Manifestação em apoio aos uigures e contra as violações dos direitos humanos na China, em 27 de dezembro de 2019. [Abdulhamid Hoşbaş/Agência Anadolu]
Manifestação em apoio aos uigures e contra as violações dos direitos humanos na China, em 27 de dezembro de 2019. [Abdulhamid Hoşbaş/Agência Anadolu]

Os turcos uigures que não têm notícias de suas famílias que vivem no Turquestão Oriental fizeram um protesto na sexta-feira (5) em frente à embaixada chinesa na Turquia, informou a Agência Anadolu.

Eles seguravam faixas dizendo: “Onde está minha família?” e “Libertar minha família”.

O porta-voz do grupo, Mirzehmet Ilyasoglu, exortou o mundo a levantar a voz contra esses crimes contra a humanidade.

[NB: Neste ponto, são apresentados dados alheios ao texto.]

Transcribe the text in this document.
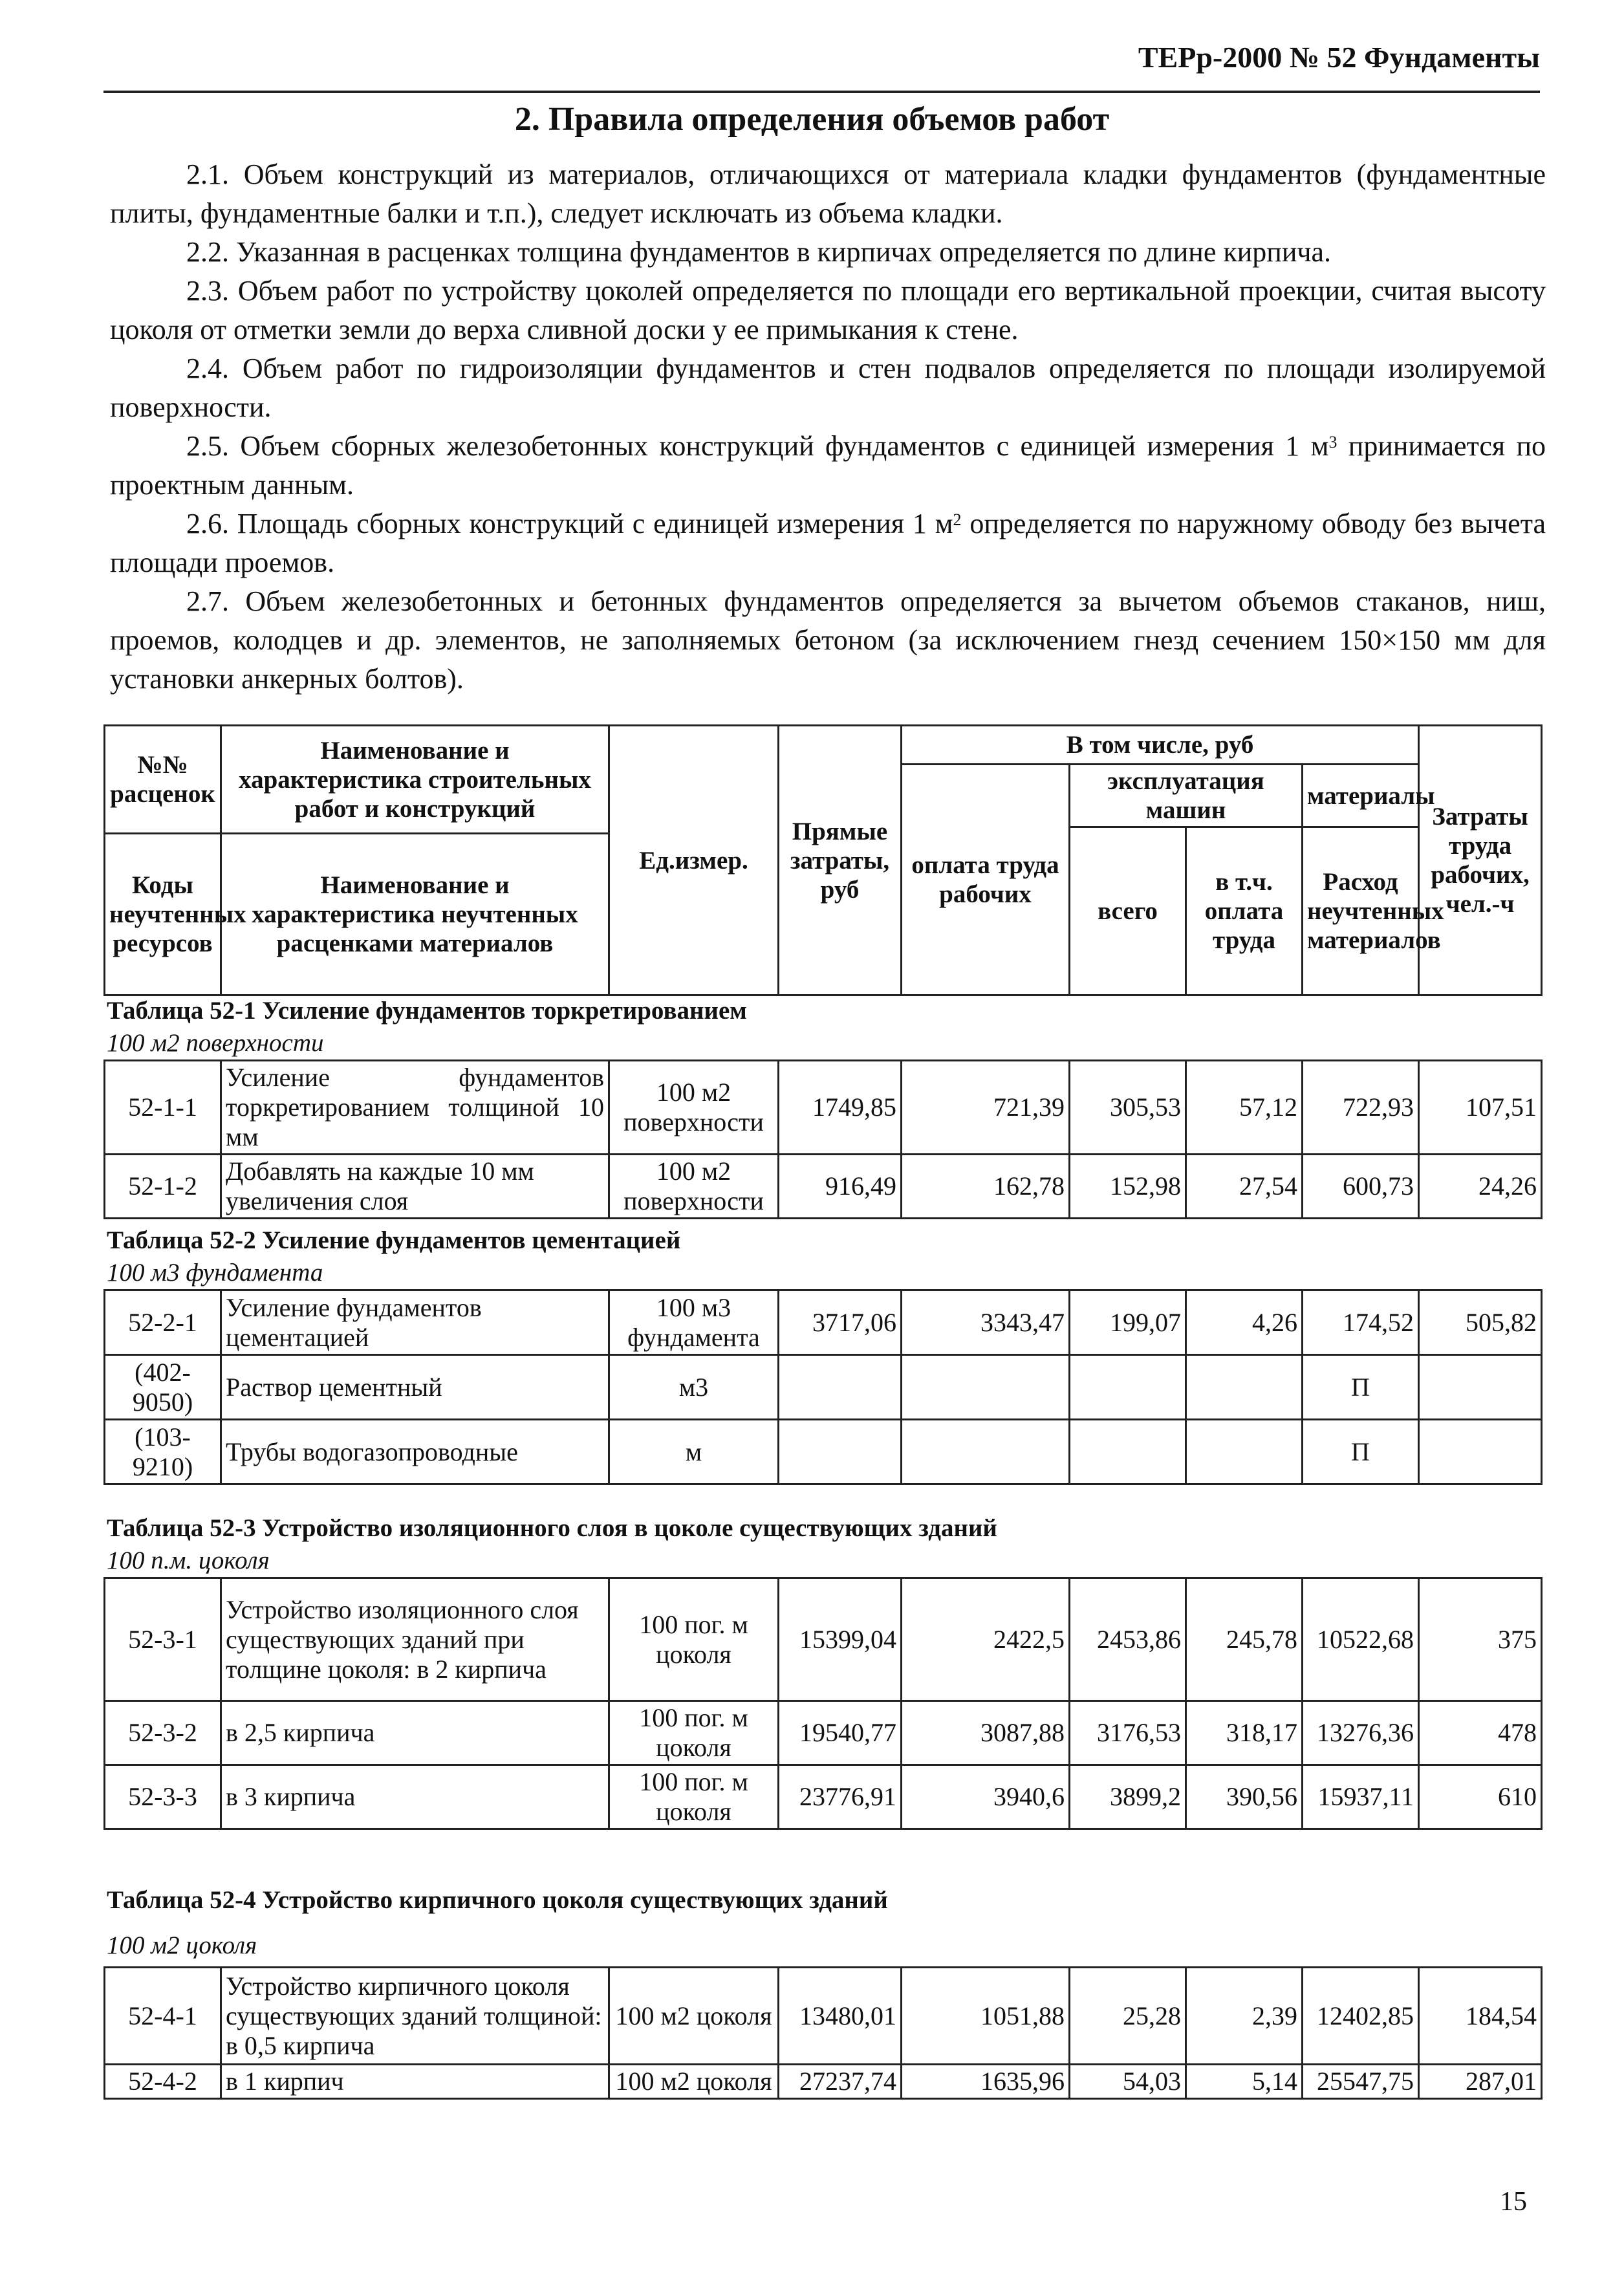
ТЕРр-2000 № 52 Фундаменты
2. Правила определения объемов работ

2.1. Объем конструкций из материалов, отличающихся от материала кладки фундаментов (фундаментные плиты, фундаментные балки и т.п.), следует исключать из объема кладки.

2.2. Указанная в расценках толщина фундаментов в кирпичах определяется по длине кирпича.

2.3. Объем работ по устройству цоколей определяется по площади его вертикальной проекции, считая высоту цоколя от отметки земли до верха сливной доски у ее примыкания к стене.

2.4. Объем работ по гидроизоляции фундаментов и стен подвалов определяется по площади изолируемой поверхности.

2.5. Объем сборных железобетонных конструкций фундаментов с единицей измерения 1 $м^3$ принимается по проектным данным.

2.6. Площадь сборных конструкций с единицей измерения 1 $м^2$ определяется по наружному обводу без вычета площади проемов.

2.7. Объем железобетонных и бетонных фундаментов определяется за вычетом объемов стаканов, ниш, проемов, колодцев и др. элементов, не заполняемых бетоном (за исключением гнезд сечением 150×150 мм для установки анкерных болтов).

№№ расценок	Наименование и характеристика строительных работ и конструкций	Ед.измер.	Прямые затраты, руб	В том числе, руб				Затраты труда рабочих, чел.-ч
				оплата труда рабочих	эксплуатация машин		материалы	
					всего	в т.ч. оплата труда	Расход неучтенных материалов	
Коды неучтенных ресурсов	Наименование и характеристика неучтенных расценками материалов							

Таблица 52-1 Усиление фундаментов торкретированием
100 м2 поверхности
52-1-1	Усиление фундаментов торкретированием толщиной 10 мм	100 м2 поверхности	1749,85	721,39	305,53	57,12	722,93	107,51
52-1-2	Добавлять на каждые 10 мм увеличения слоя	100 м2 поверхности	916,49	162,78	152,98	27,54	600,73	24,26
Таблица 52-2 Усиление фундаментов цементацией
100 м3 фундамента
52-2-1	Усиление фундаментов цементацией	100 м3 фундамента	3717,06	3343,47	199,07	4,26	174,52	505,82
(402-9050)	Раствор цементный	м3					П	
(103-9210)	Трубы водогазопроводные	м					П	
Таблица 52-3 Устройство изоляционного слоя в цоколе существующих зданий
100 п.м. цоколя
52-3-1	Устройство изоляционного слоя существующих зданий при толщине цоколя: в 2 кирпича	100 пог. м цоколя	15399,04	2422,5	2453,86	245,78	10522,68	375
52-3-2	в 2,5 кирпича	100 пог. м цоколя	19540,77	3087,88	3176,53	318,17	13276,36	478
52-3-3	в 3 кирпича	100 пог. м цоколя	23776,91	3940,6	3899,2	390,56	15937,11	610
Таблица 52-4 Устройство кирпичного цоколя существующих зданий
100 м2 цоколя
52-4-1	Устройство кирпичного цоколя существующих зданий толщиной: в 0,5 кирпича	100 м2 цоколя	13480,01	1051,88	25,28	2,39	12402,85	184,54
52-4-2	в 1 кирпич	100 м2 цоколя	27237,74	1635,96	54,03	5,14	25547,75	287,01
15
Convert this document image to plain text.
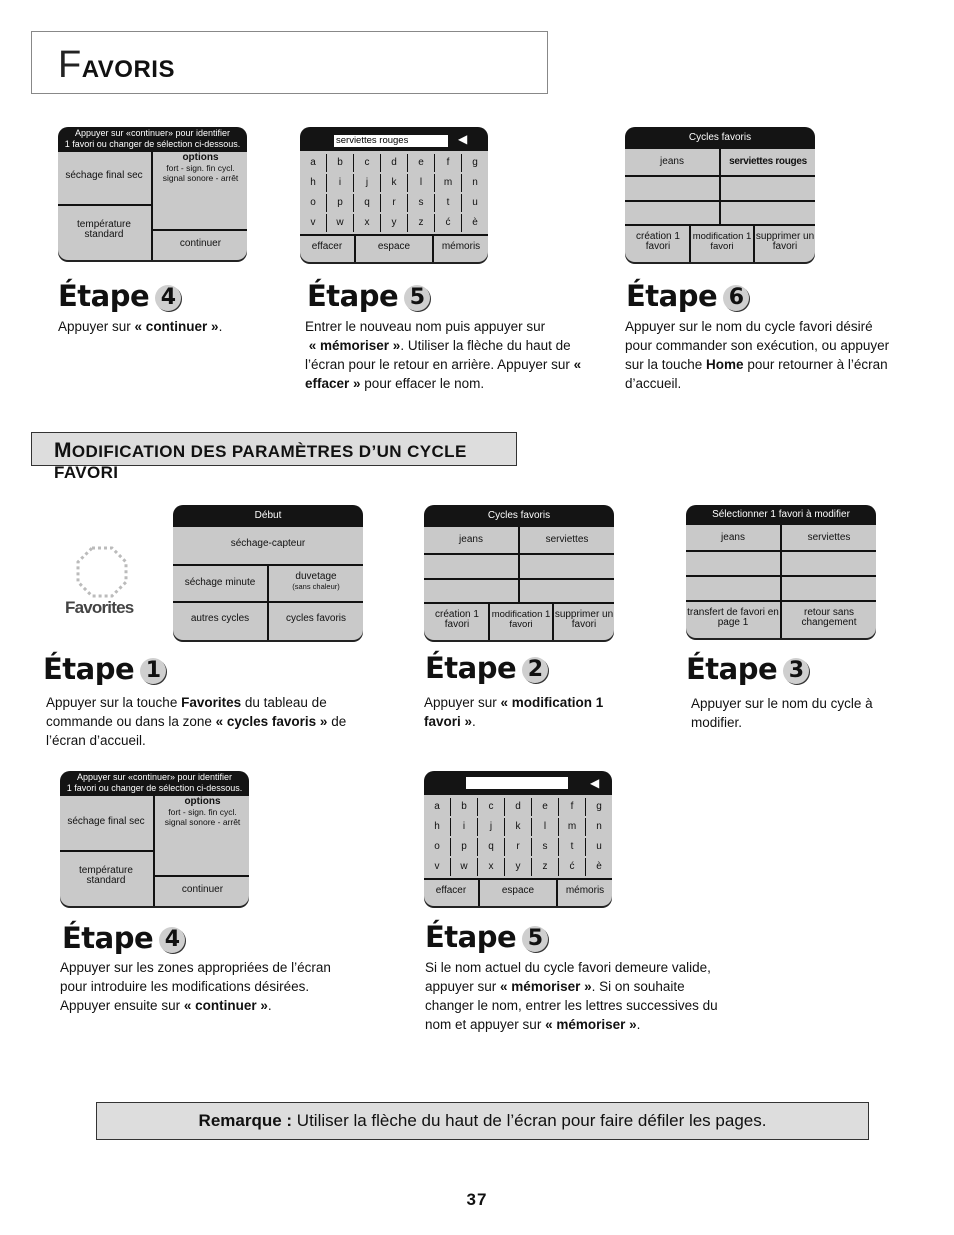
FAVORIS
Appuyer sur «continuer» pour identifier
1 favori ou changer de sélection ci-dessous.
séchage final sec
température standard
options
fort - sign. fin cycl.
signal sonore - arrêt
continuer
serviettes rouges	◀
a	b	c	d	e	f	g
h	i	j	k	l	m	n
o	p	q	r	s	t	u
v	w	x	y	z	ć	è
effacer	espace	mémoris
Cycles favoris
jeans	serviettes rouges
création 1 favori
modification 1 favori
supprimer un favori
Étape 4	Étape 5	Étape 6
Appuyer sur « continuer ».	Entrer le nouveau nom puis appuyer sur
« mémoriser ». Utiliser la flèche du haut de l’écran pour le retour en arrière. Appuyer sur « effacer » pour effacer le nom.
Appuyer sur le nom du cycle favori désiré pour commander son exécution, ou appuyer sur la touche Home pour retourner à l’écran d’accueil.
MODIFICATION DES PARAMÈTRES D’UN CYCLE FAVORI
Favorites
Début
séchage-capteur
séchage minute
duvetage
(sans chaleur)
autres cycles	cycles favoris
Cycles favoris
jeans	serviettes
création 1 favori
modification 1 favori
supprimer un favori
Sélectionner 1 favori à modifier
jeans	serviettes
transfert de favori en page 1
retour sans changement
Étape 1	Étape 2	Étape 3
Appuyer sur la touche Favorites du tableau de commande ou dans la zone « cycles favoris » de l’écran d’accueil.
Appuyer sur « modification 1 favori ».
Appuyer sur le nom du cycle à modifier.
Appuyer sur «continuer» pour identifier
1 favori ou changer de sélection ci-dessous.
séchage final sec
température standard
options
fort - sign. fin cycl.
signal sonore - arrêt
continuer
◀
a	b	c	d	e	f	g
h	i	j	k	l	m	n
o	p	q	r	s	t	u
v	w	x	y	z	ć	è
effacer	espace	mémoris
Étape 4	Étape 5
Appuyer sur les zones appropriées de l’écran pour introduire les modifications désirées. Appuyer ensuite sur « continuer ».
Si le nom actuel du cycle favori demeure valide, appuyer sur « mémoriser ». Si on souhaite changer le nom, entrer les lettres successives du nom et appuyer sur « mémoriser ».
Remarque : Utiliser la flèche du haut de l’écran pour faire défiler les pages.
37
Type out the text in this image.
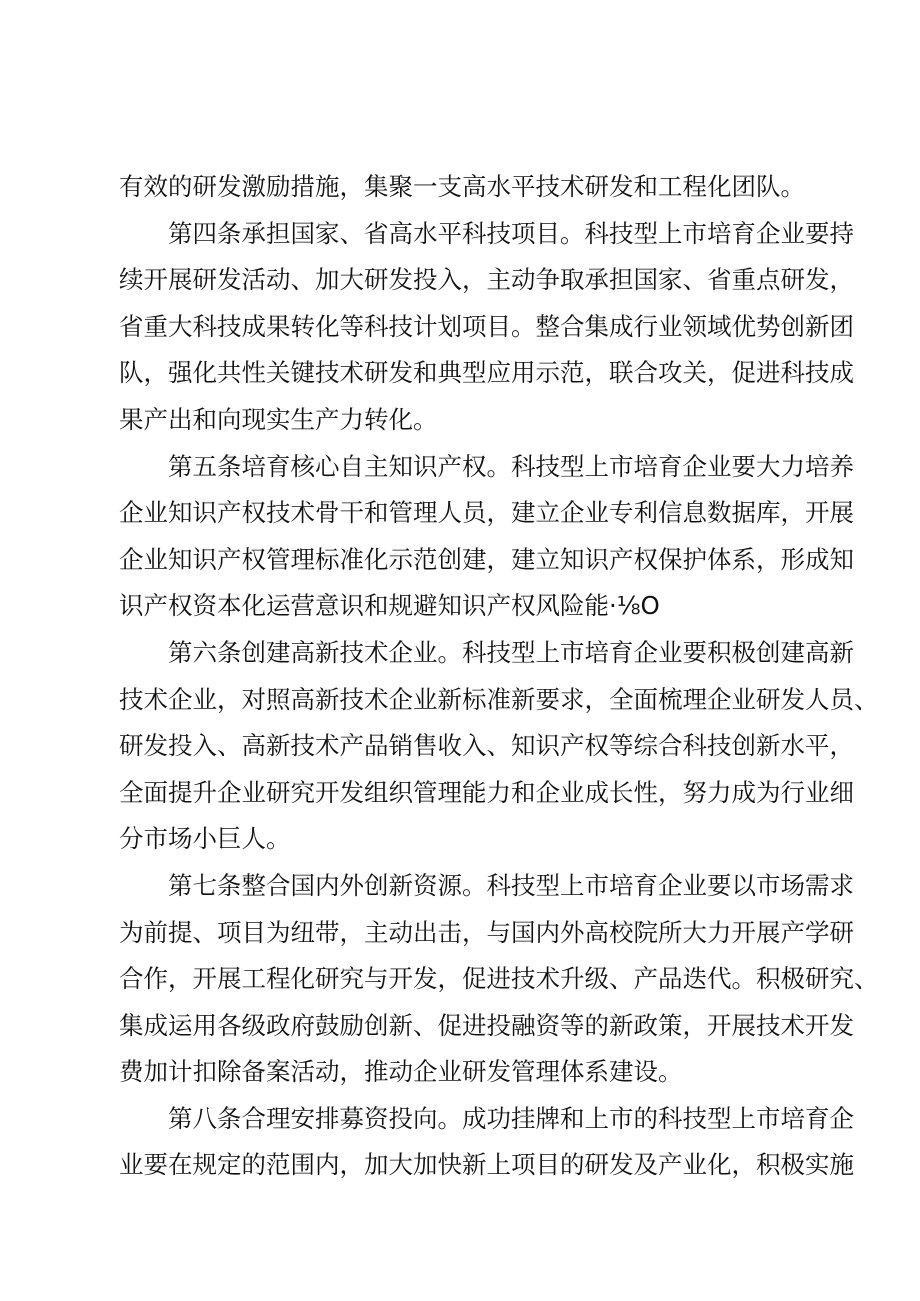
有效的研发激励措施，集聚一支高水平技术研发和工程化团队。
第四条承担国家、省高水平科技项目。科技型上市培育企业要持
续开展研发活动、加大研发投入，主动争取承担国家、省重点研发，
省重大科技成果转化等科技计划项目。整合集成行业领域优势创新团
队，强化共性关键技术研发和典型应用示范，联合攻关，促进科技成
果产出和向现实生产力转化。
第五条培育核心自主知识产权。科技型上市培育企业要大力培养
企业知识产权技术骨干和管理人员，建立企业专利信息数据库，开展
企业知识产权管理标准化示范创建，建立知识产权保护体系，形成知
识产权资本化运营意识和规避知识产权风险能·⅛O
第六条创建高新技术企业。科技型上市培育企业要积极创建高新
技术企业，对照高新技术企业新标准新要求，全面梳理企业研发人员、
研发投入、高新技术产品销售收入、知识产权等综合科技创新水平，
全面提升企业研究开发组织管理能力和企业成长性，努力成为行业细
分市场小巨人。
第七条整合国内外创新资源。科技型上市培育企业要以市场需求
为前提、项目为纽带，主动出击，与国内外高校院所大力开展产学研
合作，开展工程化研究与开发，促进技术升级、产品迭代。积极研究、
集成运用各级政府鼓励创新、促进投融资等的新政策，开展技术开发
费加计扣除备案活动，推动企业研发管理体系建设。
第八条合理安排募资投向。成功挂牌和上市的科技型上市培育企
业要在规定的范围内，加大加快新上项目的研发及产业化，积极实施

Ele acrescentou que outro protesto que começou em frente ao Consulado Geral da China em Istambul entrou em seu 46º dia.

Hanefi Sinan, chefe da seção de Ancara do Sindicato dos Empregados Municipais e Administrativos Especiais da Turquia, que estava no protesto, disse que eles não podiam permanecer calados diante da opressão, não importa onde ela ocorra no mundo.

A região de Xinjiang na China [Turquistão Oriental] é o lar de cerca de 10 milhões de uigures. O grupo muçulmano turco, que representa cerca de 45% da população de Xinjiang, há muito acusa as autoridades chinesas de discriminação cultural, religiosa e econômica.

LEIA: Embaixada da China em Bagdá responde a acusações dos EUA de abusos de direitos humanos

A China intensificou suas restrições à região nos últimos dois anos, proibindo homens de deixarem barba e mulheres de usar véu e introduzindo o que muitos especialistas consideram o programa de vigilância eletrônica mais extenso do mundo, de acordo com o Wall Street Journal.

Até 1 milhão de pessoas, ou cerca de 7% da população muçulmana em Xinjiang, foram encarcerados em uma rede em expansão de campos de “reeducação política”, de acordo com funcionários dos EUA e especialistas da ONU.

Um relatório da Human Rights Watch de 2018 detalhou uma campanha do governo chinês de “detenção arbitrária em massa, tortura, doutrinação política forçada e vigilância em massa dos muçulmanos de Xinjiang”.

A China, no entanto, negou repetidamente as alegações de estar operando campos de detenção em sua região autônoma do noroeste, alegando que estão “reeducando” os uigures.